I’m not sure who had the great idea in the beginning of domestication. They decided to add chicken eggs and cow milk to the basic flour and water mix. But this sweet bread stands the test of time, like in centuries of time.
People come and go like blips on a screen. This mix of earthy, moldy yeast and egg holds the collective DNA memory of taste. Sugar, salt, and milk also contribute to this lasting memory.
The Grandmothers and Mothers become legends. The children feel they will never eat anything as good ever again. It’s the food that binds family history. This is true if they are lucky enough to have someone who is adept at producing breads and pastry.

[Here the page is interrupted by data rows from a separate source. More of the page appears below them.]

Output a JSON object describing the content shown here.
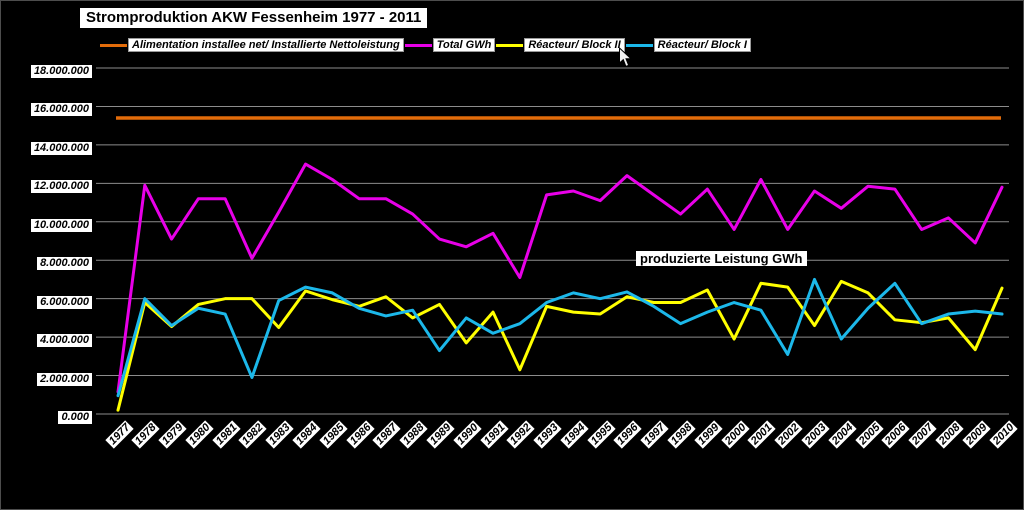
{
  "window": {
    "title": "Stromproduktion AKW Fessenheim 1977 - 2011"
  },
  "legend": {
    "items": [
      {
        "label": "Alimentation installee net/ Installierte Nettoleistung",
        "color": "#E36C0A"
      },
      {
        "label": "Total GWh",
        "color": "#E800E8"
      },
      {
        "label": "Réacteur/ Block II",
        "color": "#FFFF00"
      },
      {
        "label": "Réacteur/ Block I",
        "color": "#1CB8EA"
      }
    ]
  },
  "annotation": "produzierte Leistung GWh",
  "chart_data": {
    "type": "line",
    "title": "Stromproduktion AKW Fessenheim 1977 - 2011",
    "xlabel": "",
    "ylabel": "",
    "background": "#000000",
    "gridline_color": "#8C8C8C",
    "grid": "horizontal",
    "legend_position": "top",
    "ylim": [
      0,
      18000000
    ],
    "y_ticks": {
      "labels": [
        "18.000.000",
        "16.000.000",
        "14.000.000",
        "12.000.000",
        "10.000.000",
        "8.000.000",
        "6.000.000",
        "4.000.000",
        "2.000.000",
        "0.000"
      ],
      "values": [
        18000000,
        16000000,
        14000000,
        12000000,
        10000000,
        8000000,
        6000000,
        4000000,
        2000000,
        0
      ]
    },
    "x": [
      "1977",
      "1978",
      "1979",
      "1980",
      "1981",
      "1982",
      "1983",
      "1984",
      "1985",
      "1986",
      "1987",
      "1988",
      "1989",
      "1990",
      "1991",
      "1992",
      "1993",
      "1994",
      "1995",
      "1996",
      "1997",
      "1998",
      "1999",
      "2000",
      "2001",
      "2002",
      "2003",
      "2004",
      "2005",
      "2006",
      "2007",
      "2008",
      "2009",
      "2010"
    ],
    "series": [
      {
        "name": "Alimentation installee net/ Installierte Nettoleistung",
        "color": "#E36C0A",
        "style": "constant",
        "value": 15400000
      },
      {
        "name": "Total GWh",
        "color": "#E800E8",
        "values": [
          1150000,
          11900000,
          9100000,
          11200000,
          11200000,
          8100000,
          10500000,
          13000000,
          12200000,
          11200000,
          11200000,
          10400000,
          9100000,
          8700000,
          9400000,
          7100000,
          11400000,
          11600000,
          11100000,
          12400000,
          11400000,
          10400000,
          11700000,
          9600000,
          12200000,
          9600000,
          11600000,
          10700000,
          11850000,
          11700000,
          9600000,
          10200000,
          8900000,
          11800000
        ]
      },
      {
        "name": "Réacteur/ Block II",
        "color": "#FFFF00",
        "values": [
          200000,
          5800000,
          4550000,
          5700000,
          6000000,
          6000000,
          4500000,
          6400000,
          5950000,
          5600000,
          6100000,
          5000000,
          5700000,
          3700000,
          5300000,
          2300000,
          5600000,
          5300000,
          5200000,
          6100000,
          5800000,
          5800000,
          6450000,
          3900000,
          6800000,
          6600000,
          4600000,
          6900000,
          6300000,
          4900000,
          4750000,
          5000000,
          3350000,
          6550000
        ]
      },
      {
        "name": "Réacteur/ Block I",
        "color": "#1CB8EA",
        "values": [
          950000,
          6000000,
          4600000,
          5500000,
          5200000,
          1900000,
          5900000,
          6600000,
          6300000,
          5500000,
          5100000,
          5400000,
          3300000,
          5000000,
          4200000,
          4700000,
          5800000,
          6300000,
          6000000,
          6350000,
          5600000,
          4700000,
          5300000,
          5800000,
          5400000,
          3100000,
          7000000,
          3900000,
          5500000,
          6800000,
          4700000,
          5200000,
          5350000,
          5200000
        ]
      }
    ],
    "annotations": [
      "produzierte Leistung GWh"
    ]
  }
}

The method is complex, and the time involved to coax the flavor from the slowly fermenting yeast requires patience. This yeast inflates the sweet moist matrix. The entire process requires copious amounts of both patience and practice.
It’s the irresistible smell of sweet and richly rank. It’s like the smell of a newborn to its mother. It’s addictive, and you can’t let it go. It’s familiar, it’s comforting, It’s the taste and smell memory you long for and never forget. It’s the Kolach bread of Hungary, Jewish Challah, almost every European culture has a version. Other cultures use more indigenous ingredients. To make it even richer, raisins and lemon zest is incorporated into the dough.
Today, I take this very same sweet dough and roll it out into a rectangular shape. I kick it up a few notches by smearing a generous amount of butter. Then I add handfuls of brown and white sugar and a thick dusting of cinnamon bark powder. These ingredients combine into a thick syrup through the alchemy of heat. Finally, we have our cinnamon roll. It is the culmination of eight to ten hours of labor.
This is the genesis of the most exquisite sweet roll you will ever eat.